BOB SINFIELD is an actor, author, broadcaster and scriptwriter, specialising in comedy.
EARLY LIFE Born 1956 in Cornwall and originally named Robert Patrick Pugh, he attended Redruth Grammar School (1967-74) and studied Theatre Arts at the Rose Bruford College of Speech and Drama, Kent (1976-79).
WRITING Contributed sketches to topical radio shows The News Huddlines (BBC Radio 2, 1979-82) and Week Ending (BBC Radio 4, 1979-83) before switching to TV for two series each of Three of a Kind and Carrott’s Lib (both BBC1, 1982-3), then in 1984 for The Lenny Henry Show (BBC1, series 1) and Pushing Up Daisies (Channel 4). Was script editor for Rory Bremner’s debut series, Now…Something Else (BBC2, 1986) but returned to radio to adapt his own stage play The Iron Curtain Call (Radio 4, 1986). For the same network, he wrote six half-hour plays under the umbrella title of The Senses (1990) which starred, among others, Joan Sims, Geoffrey Palmer, Rodney Bewes and Celia Imrie. In the 1990s, he scripted docudramas for Radio 2 on Lorenz Hart (winning a Sony Radio Award for Best Production of 1994), Glenn Miller, Valentino, Houdini, the Dorsey brothers and the World War One Christmas truce, as well as a six-part dramatisation of A.G. Macdonell’s comic novel England, Their England (1995), narrated by Leslie Phillips. Sinfield collaborated with Bob Monkhouse on scripts for the four-part Bob Hope Story (Radio 2, 1999), followed by The Oscars: 70 Odd Years (2001) and The Monkhouse Archive (2002). In 2008, his first book was published: a comedy-thriller called Ready Steady Crook, written in collaboration with TV director Tom Poole. The sequel, Simply Dead, appeared two years later and was followed by non-fiction works The Gag Trade (2011), Gentleman of Jazz (2014), The Great Unwatched (2016) and Monkhouse Encore (2018).
BROADCASTING Sinfield’s early radio engagements were as a newspaper reviewer on BBC Radio 2 programmes Round Midnight, Nightcap and Night Ride (1983-89). He compered series for the same station on subjects ranging from gospel music to the history of topical songs and was an occasional reporter, reviewer and presenter on the Radio 4 arts strand Kaleidoscope and Radio 3’s Jazz Legends and Jazz Line-Up. At various times between 1990 and 2015, he worked as a DJ for the London-based Jazz FM and hosted the inflight comedy channels on Cathay Pacific, Air New Zealand and Virgin Atlantic. His own series, Doctor Sin’s Laughter Zone (Oneword Radio) was the first original comedy sketch show on a UK digital radio station, running for three years from 2002.
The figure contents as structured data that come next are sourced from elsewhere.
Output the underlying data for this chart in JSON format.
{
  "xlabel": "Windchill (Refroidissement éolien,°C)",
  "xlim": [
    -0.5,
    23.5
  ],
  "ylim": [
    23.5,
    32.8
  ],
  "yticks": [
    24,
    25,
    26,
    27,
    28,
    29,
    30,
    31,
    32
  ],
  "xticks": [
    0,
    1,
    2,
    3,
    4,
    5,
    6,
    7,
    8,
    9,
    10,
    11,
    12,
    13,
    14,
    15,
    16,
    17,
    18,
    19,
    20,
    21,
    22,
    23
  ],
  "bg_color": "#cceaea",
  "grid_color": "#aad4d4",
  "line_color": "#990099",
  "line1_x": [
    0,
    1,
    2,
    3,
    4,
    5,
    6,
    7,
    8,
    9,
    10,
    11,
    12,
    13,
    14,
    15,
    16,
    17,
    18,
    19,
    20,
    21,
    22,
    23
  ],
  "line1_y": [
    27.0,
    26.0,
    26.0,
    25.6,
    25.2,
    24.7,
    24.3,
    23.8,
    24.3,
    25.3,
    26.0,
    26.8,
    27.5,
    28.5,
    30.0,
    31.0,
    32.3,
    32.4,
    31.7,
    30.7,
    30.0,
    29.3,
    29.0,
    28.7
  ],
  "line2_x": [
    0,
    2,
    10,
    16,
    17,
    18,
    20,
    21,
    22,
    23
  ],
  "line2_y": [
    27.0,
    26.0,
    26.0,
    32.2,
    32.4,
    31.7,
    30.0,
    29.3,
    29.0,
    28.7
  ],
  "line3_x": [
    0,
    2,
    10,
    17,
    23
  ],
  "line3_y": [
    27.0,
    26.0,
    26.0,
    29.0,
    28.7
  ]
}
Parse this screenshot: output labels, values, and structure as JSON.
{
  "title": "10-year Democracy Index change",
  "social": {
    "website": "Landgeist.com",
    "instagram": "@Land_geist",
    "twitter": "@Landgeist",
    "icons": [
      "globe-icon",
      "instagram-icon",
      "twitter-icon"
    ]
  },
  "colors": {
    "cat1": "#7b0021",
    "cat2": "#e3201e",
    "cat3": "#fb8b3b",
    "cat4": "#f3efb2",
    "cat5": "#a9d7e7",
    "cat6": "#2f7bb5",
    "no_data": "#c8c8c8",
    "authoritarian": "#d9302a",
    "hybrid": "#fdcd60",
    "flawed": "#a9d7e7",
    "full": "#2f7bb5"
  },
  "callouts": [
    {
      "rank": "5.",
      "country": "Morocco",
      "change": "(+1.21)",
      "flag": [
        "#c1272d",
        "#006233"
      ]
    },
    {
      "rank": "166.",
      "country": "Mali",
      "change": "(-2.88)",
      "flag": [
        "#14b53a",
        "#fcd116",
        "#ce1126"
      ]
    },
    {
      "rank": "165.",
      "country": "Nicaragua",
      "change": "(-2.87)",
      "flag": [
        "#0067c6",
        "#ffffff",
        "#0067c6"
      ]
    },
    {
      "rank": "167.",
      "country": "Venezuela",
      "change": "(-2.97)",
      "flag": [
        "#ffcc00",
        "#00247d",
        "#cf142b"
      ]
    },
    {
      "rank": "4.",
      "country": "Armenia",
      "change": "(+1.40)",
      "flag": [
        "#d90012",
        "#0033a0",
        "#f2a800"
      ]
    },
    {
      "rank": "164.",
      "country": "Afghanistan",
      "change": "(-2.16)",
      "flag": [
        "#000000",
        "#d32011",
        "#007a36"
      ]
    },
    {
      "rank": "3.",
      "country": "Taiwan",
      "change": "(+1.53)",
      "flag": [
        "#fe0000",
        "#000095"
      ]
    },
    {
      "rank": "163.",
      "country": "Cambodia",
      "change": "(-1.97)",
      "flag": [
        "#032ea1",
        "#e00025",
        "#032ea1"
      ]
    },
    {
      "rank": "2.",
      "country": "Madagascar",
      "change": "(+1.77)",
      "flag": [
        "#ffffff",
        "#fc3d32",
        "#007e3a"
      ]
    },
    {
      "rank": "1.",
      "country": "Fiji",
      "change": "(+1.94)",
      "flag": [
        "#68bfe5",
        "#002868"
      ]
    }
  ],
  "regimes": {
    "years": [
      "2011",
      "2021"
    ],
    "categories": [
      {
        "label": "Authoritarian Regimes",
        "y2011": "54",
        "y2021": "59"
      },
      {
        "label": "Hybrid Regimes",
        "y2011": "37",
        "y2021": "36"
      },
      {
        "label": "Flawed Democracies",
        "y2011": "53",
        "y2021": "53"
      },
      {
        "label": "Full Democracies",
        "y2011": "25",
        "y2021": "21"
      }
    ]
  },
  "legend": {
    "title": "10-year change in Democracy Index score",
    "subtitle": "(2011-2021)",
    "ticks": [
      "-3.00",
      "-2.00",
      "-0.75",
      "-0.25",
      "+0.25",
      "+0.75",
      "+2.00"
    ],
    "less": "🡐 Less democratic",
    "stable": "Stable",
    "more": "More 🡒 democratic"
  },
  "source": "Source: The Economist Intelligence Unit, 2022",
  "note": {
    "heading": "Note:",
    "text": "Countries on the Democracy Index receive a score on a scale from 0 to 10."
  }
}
ACTING Radio 4 roles include assorted characters such as Grabber, Peason and Barry Norman in Simon Brett’s Molesworth sitcom series (1987), Edgar Wallace in Sweet Tea And Cigarettes (2004), Ronald Knox in The Riot That Never Was (2005) and John Stuart Mill in The Utility Man (2006). He also appeared in sketches on Adrian Juste’s comedy and music shows (Radio 1 and BFBS, 1988-96). On stage, he has played at the Edinburgh Festival Fringe (various years from 1983 to 2012), the Aarhus Comedy Festival (Denmark, 1988), the Port Eliot Lit Fest (Cornwall, 2006/7) and the Brighton Fringe (2009 and 2014) in a number of revues and solo shows, including a recreation of a routine by the 1950s American ‘hipster’ Lord Buckley. From 2012 onwards, Sinfield has specialised in portraying historical figures for the Spectrum Drama company, notably Thomas Edison at the Science Museum, Charles Darwin at Down House and Samuel Pepys at the Painted Hall in Greenwich. In 2017, he joined the after-dinner speaking circuit and has toured the UK, giving none-too-serious talks on broadcasting, comedy and jazz.